If you have been reading Abnormal Returns for any amount of you time you would know we have an interest in why there are so few female money managers. I touched on the topic in my book back in 2012. (You can read that excerpt at FT Alphaville.) In fact last year in a post we described it as a “market failure.” In conclusion I wrote:
Whatever is driving the gender disparity in portfolio management it is in incumbent for investors to note how they reap advantage from what is a potential market failure. Whether it be identifying more diverse teams or managers with inherently more motivation (and grit) it behooves investors to look at ways at building portfolios with this in mind.
Leah McGrath Goodman at Newsweek has an extended look at this issue of gender disparity. She talked on (and off) the record with a number of female money managers about the challenges they faced in launching their own funds. One of the biggest issues seems to be a matching problem. Getting female money managers in front of the right people. Goodman writes:
The problem, according to both sides, seems to be a disconnect between women-run funds and their would-be investors. “You have to have great performance and numbers, but, beyond that, you also have to have a vital network of people who will vouch for you,” says Victoria Hart, who launched her New York–based hedge fund, Pinnacle View Capital Management, in 2013. “Starting your own fund is a colossal endeavor…. You have to pitch people, and they have to really know you or get a feel for you if they’re going to give you money. There has to be that personal connection and trust.”

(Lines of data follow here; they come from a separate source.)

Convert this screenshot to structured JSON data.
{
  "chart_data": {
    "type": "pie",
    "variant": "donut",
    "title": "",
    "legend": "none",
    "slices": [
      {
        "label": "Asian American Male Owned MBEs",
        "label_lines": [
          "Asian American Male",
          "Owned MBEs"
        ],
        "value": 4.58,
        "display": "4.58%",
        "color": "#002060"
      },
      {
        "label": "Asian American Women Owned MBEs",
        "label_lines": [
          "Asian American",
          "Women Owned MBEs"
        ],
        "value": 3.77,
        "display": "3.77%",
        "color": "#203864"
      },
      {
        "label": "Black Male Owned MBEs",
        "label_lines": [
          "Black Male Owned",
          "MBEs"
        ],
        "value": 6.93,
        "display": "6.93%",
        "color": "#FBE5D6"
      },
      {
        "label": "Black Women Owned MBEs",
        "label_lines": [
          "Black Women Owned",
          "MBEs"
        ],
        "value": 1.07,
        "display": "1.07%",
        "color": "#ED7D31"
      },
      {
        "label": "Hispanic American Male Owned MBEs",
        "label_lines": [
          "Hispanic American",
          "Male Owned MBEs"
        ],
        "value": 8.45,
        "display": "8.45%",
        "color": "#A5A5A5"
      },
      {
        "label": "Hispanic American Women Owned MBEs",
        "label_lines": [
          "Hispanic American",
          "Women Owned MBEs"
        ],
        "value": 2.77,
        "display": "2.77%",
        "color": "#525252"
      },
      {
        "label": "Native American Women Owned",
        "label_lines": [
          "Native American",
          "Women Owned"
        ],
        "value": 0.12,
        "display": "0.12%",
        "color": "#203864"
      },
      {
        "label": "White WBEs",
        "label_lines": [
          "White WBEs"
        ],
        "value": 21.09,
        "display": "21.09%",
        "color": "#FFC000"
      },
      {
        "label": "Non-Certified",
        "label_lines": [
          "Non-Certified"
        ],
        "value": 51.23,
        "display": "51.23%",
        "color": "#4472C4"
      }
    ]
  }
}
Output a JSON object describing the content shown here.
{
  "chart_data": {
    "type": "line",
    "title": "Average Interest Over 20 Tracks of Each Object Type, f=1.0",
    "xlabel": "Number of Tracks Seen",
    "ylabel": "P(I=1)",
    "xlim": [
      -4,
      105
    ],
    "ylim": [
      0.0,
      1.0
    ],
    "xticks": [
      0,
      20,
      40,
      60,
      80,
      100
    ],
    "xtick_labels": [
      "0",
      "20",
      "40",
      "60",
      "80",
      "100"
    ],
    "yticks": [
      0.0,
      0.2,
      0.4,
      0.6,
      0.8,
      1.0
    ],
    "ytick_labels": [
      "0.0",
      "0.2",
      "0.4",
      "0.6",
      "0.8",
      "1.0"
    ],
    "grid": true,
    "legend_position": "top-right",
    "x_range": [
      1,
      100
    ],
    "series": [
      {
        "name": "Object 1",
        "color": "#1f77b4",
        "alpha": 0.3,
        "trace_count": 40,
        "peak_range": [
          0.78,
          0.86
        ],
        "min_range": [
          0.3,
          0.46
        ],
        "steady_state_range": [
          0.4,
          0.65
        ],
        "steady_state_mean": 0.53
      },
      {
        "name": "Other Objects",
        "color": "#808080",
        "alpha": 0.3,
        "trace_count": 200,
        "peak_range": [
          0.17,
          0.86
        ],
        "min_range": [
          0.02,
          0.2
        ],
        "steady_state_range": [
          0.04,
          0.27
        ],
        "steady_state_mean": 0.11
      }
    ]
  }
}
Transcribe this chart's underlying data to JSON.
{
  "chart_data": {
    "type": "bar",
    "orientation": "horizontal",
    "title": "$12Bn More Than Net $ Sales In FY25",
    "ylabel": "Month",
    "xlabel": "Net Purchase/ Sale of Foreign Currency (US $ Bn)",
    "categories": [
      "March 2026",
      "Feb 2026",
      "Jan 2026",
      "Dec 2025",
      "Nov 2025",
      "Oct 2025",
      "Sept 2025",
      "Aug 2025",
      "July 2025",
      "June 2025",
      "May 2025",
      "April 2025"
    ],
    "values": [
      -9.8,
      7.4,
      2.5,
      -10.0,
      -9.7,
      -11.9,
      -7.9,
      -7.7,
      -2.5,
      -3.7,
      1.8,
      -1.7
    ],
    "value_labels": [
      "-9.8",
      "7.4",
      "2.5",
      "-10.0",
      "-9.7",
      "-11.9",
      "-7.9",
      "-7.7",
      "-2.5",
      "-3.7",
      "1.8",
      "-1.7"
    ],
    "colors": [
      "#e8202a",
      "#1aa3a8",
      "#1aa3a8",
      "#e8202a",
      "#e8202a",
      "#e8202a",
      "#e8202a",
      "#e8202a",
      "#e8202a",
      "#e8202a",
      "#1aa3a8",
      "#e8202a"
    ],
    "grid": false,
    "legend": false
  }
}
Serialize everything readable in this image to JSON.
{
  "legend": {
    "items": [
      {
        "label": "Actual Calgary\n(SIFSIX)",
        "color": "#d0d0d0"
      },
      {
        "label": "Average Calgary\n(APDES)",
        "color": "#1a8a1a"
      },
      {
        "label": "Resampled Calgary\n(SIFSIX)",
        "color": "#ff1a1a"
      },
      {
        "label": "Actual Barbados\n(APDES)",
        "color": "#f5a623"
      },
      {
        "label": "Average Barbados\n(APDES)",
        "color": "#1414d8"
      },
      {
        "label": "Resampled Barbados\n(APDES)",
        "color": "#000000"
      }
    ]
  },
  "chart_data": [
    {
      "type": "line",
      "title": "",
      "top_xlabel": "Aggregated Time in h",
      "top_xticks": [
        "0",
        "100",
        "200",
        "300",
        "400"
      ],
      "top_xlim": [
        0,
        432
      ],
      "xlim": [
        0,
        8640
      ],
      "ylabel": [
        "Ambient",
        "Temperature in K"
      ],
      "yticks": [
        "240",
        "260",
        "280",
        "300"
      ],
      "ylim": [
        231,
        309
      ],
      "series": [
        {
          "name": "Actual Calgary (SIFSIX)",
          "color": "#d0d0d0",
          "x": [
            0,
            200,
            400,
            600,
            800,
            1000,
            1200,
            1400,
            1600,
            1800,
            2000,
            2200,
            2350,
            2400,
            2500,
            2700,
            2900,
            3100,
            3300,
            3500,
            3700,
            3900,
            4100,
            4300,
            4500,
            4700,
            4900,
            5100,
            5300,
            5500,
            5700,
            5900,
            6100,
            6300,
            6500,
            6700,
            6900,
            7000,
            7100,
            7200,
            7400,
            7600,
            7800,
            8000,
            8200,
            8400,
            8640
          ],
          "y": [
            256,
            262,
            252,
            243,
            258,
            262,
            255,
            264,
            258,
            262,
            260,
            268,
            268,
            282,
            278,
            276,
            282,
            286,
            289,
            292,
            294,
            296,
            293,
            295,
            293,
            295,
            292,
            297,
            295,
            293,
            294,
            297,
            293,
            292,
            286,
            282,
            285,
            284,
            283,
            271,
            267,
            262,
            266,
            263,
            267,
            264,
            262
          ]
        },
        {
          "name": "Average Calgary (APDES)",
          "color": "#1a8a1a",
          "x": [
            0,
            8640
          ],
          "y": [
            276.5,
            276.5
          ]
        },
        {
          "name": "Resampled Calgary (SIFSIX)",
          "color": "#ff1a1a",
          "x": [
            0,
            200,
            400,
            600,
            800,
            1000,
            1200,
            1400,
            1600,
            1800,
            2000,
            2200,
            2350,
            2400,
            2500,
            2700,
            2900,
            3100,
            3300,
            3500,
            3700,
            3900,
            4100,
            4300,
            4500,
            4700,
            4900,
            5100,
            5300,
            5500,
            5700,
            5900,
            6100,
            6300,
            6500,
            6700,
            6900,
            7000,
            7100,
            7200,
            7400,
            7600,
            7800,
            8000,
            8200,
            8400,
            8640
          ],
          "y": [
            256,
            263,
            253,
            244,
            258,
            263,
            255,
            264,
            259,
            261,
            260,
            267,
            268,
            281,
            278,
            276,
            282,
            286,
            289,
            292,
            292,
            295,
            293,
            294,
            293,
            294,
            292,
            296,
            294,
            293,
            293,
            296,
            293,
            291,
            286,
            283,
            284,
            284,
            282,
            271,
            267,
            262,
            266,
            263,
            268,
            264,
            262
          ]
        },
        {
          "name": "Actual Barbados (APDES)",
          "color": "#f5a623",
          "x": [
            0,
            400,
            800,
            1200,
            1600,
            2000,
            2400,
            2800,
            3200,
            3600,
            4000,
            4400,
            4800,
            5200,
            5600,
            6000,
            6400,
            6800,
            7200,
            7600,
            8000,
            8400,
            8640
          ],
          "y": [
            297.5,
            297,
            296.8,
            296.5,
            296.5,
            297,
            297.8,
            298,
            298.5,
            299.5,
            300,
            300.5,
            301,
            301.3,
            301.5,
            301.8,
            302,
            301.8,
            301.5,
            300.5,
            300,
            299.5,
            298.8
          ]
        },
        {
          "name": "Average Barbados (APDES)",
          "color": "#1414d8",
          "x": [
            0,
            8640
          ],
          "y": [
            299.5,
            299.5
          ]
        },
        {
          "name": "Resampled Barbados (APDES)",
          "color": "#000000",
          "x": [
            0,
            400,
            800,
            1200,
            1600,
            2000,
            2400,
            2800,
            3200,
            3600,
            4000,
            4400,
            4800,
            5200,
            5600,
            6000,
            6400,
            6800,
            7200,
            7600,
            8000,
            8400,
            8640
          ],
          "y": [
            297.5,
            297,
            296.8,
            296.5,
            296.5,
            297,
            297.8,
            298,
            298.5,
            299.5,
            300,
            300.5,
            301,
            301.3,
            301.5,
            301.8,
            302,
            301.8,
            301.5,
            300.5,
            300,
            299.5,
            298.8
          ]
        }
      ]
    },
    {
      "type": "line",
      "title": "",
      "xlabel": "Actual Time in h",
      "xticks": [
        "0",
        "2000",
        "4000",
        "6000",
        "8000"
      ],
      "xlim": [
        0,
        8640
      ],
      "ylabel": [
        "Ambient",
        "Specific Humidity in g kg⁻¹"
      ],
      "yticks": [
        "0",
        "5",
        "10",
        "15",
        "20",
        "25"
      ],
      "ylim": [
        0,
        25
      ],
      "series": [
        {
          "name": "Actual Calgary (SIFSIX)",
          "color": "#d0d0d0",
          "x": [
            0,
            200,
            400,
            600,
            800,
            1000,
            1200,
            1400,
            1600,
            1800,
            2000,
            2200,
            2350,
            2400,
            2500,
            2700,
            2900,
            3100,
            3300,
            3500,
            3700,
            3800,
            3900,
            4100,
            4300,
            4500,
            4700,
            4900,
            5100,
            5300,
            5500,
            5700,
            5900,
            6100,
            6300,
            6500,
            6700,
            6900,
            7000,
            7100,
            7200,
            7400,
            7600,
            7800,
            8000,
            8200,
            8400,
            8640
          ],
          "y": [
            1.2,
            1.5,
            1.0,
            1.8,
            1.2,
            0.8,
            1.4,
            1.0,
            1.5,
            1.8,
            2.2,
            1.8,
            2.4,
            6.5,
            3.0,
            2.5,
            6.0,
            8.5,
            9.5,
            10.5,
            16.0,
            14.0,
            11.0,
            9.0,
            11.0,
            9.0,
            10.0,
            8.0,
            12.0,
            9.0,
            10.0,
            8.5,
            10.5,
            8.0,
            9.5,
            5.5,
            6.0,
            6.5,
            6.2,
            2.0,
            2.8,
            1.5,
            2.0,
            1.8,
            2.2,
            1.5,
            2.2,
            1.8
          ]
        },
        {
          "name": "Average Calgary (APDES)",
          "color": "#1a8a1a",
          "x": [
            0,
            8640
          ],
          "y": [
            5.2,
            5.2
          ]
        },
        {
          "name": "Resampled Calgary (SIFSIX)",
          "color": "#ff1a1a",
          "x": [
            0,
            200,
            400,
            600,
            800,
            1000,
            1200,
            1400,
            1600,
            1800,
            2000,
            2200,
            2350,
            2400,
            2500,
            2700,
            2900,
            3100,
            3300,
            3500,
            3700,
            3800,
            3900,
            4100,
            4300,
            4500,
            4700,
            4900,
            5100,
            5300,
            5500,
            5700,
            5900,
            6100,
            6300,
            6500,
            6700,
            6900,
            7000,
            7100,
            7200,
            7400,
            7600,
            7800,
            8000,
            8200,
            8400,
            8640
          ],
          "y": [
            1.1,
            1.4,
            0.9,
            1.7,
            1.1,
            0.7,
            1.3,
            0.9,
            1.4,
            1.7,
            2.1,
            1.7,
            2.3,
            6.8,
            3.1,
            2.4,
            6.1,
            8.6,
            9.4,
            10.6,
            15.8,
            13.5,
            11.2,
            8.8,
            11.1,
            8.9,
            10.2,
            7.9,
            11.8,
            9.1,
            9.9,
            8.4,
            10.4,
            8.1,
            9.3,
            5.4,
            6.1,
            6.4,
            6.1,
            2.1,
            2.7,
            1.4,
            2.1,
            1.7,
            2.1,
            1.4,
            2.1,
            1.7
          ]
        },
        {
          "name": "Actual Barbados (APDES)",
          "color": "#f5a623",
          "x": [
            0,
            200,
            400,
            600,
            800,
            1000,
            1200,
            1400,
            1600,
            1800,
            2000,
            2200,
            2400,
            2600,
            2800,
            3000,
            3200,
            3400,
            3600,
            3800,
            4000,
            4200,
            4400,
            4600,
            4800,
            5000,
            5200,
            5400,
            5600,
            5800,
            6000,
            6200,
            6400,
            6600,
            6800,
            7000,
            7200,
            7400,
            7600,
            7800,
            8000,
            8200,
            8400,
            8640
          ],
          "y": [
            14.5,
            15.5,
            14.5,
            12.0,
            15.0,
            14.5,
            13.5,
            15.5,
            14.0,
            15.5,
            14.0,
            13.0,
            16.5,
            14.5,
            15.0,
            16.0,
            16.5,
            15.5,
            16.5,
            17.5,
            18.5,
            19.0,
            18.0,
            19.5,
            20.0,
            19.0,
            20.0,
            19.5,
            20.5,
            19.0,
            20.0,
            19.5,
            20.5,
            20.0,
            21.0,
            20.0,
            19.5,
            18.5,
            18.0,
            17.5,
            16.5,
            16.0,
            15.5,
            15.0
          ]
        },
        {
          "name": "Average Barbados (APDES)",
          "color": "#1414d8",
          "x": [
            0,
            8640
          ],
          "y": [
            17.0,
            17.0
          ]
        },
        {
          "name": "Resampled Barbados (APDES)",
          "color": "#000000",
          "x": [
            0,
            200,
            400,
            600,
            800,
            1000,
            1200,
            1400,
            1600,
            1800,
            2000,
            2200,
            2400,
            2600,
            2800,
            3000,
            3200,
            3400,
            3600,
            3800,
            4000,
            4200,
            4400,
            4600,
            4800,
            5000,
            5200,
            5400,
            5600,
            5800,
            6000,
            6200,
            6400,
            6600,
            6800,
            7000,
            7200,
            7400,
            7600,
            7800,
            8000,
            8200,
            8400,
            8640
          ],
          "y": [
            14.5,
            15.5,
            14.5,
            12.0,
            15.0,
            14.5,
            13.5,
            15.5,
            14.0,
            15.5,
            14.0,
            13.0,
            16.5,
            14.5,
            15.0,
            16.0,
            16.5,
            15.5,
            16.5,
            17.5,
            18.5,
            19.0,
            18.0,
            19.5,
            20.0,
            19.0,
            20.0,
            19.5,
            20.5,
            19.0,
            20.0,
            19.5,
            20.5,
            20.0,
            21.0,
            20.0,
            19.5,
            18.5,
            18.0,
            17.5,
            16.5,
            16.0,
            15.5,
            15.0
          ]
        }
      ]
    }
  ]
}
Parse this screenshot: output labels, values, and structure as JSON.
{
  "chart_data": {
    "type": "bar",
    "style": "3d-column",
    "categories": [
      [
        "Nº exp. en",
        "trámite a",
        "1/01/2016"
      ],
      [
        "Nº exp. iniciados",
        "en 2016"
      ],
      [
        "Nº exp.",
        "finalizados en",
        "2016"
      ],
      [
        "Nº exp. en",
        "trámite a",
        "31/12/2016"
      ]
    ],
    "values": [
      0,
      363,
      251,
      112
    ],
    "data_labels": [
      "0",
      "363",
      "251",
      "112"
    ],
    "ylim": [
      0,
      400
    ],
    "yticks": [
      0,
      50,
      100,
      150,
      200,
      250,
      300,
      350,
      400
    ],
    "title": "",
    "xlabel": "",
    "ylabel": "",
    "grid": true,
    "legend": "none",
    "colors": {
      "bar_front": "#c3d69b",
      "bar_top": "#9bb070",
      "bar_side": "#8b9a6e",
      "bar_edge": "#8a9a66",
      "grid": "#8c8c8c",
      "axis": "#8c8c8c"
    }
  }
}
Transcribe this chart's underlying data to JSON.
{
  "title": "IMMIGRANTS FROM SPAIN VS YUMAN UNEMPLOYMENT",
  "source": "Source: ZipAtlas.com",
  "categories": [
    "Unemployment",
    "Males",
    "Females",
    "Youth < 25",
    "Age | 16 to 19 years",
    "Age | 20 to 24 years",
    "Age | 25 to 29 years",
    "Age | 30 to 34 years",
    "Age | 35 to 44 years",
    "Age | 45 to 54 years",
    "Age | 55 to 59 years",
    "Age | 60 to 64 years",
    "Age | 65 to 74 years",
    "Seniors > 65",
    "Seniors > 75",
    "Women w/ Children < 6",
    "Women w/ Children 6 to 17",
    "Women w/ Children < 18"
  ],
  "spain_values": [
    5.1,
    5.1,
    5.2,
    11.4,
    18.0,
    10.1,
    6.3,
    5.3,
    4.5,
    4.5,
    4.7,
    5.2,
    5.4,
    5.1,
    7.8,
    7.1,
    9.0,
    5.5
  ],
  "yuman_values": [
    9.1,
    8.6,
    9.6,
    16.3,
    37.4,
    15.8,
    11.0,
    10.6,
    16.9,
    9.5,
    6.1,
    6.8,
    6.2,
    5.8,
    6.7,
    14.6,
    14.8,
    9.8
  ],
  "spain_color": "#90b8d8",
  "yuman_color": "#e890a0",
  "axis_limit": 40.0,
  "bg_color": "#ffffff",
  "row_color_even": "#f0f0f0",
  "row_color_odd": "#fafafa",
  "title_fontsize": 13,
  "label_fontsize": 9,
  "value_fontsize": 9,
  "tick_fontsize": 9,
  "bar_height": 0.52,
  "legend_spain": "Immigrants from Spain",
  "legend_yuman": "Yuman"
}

However you slice the data there is a disconnect. It could be a blatant case of bias. Or as Goodman suggest in the article it may a matching problem. That is female money managers are less able to connect with decision makers. Whatever the reason there seems to be an ongoing market failure that has not yet been addressed. Again from the Goodman article:
“I have been doing this for 15 years, and I can say that women bring a diversity of thought that can create an asymmetric profile that increases returns,” says Susan Webb, CEO and chief investment officer for Appomattox Advisory, a New York company that oversees $1.6 billion in funds and allocates capital to women-run funds as well as minority-run funds—both of which are grossly underrepresented in the industry. According to Appomattox’s data, such funds lead the market average by around 200 to 300 basis points annually.
In an earlier post I argued there may be a very good reason why female money managers outperform. In short, the challenges they have faced in getting to the point in their careers where they manage economically significant amounts of money have hardened them and ensure they are sufficiently motivated. In that post I wrote:
In addition to thinking differently it also is worthwhile thinking about the motivation of women who come to lead their own investment shop. Those women have likely experience explicit (and implicit) bias during their careers. To get to the point where they are in charge of a portfolio (or firm) shows a level of motivation that is not easily matched by male counterparts who did not have the same challenges.
It seems to be the case that recent generations of investors are more interested in socially responsible investing and impact investing. Maybe it is time to broaden the definition of these investment styles to include a more diverse set of managers. Diversity makes sense in teams and across a portfolio. Hopefully this message will one day get through.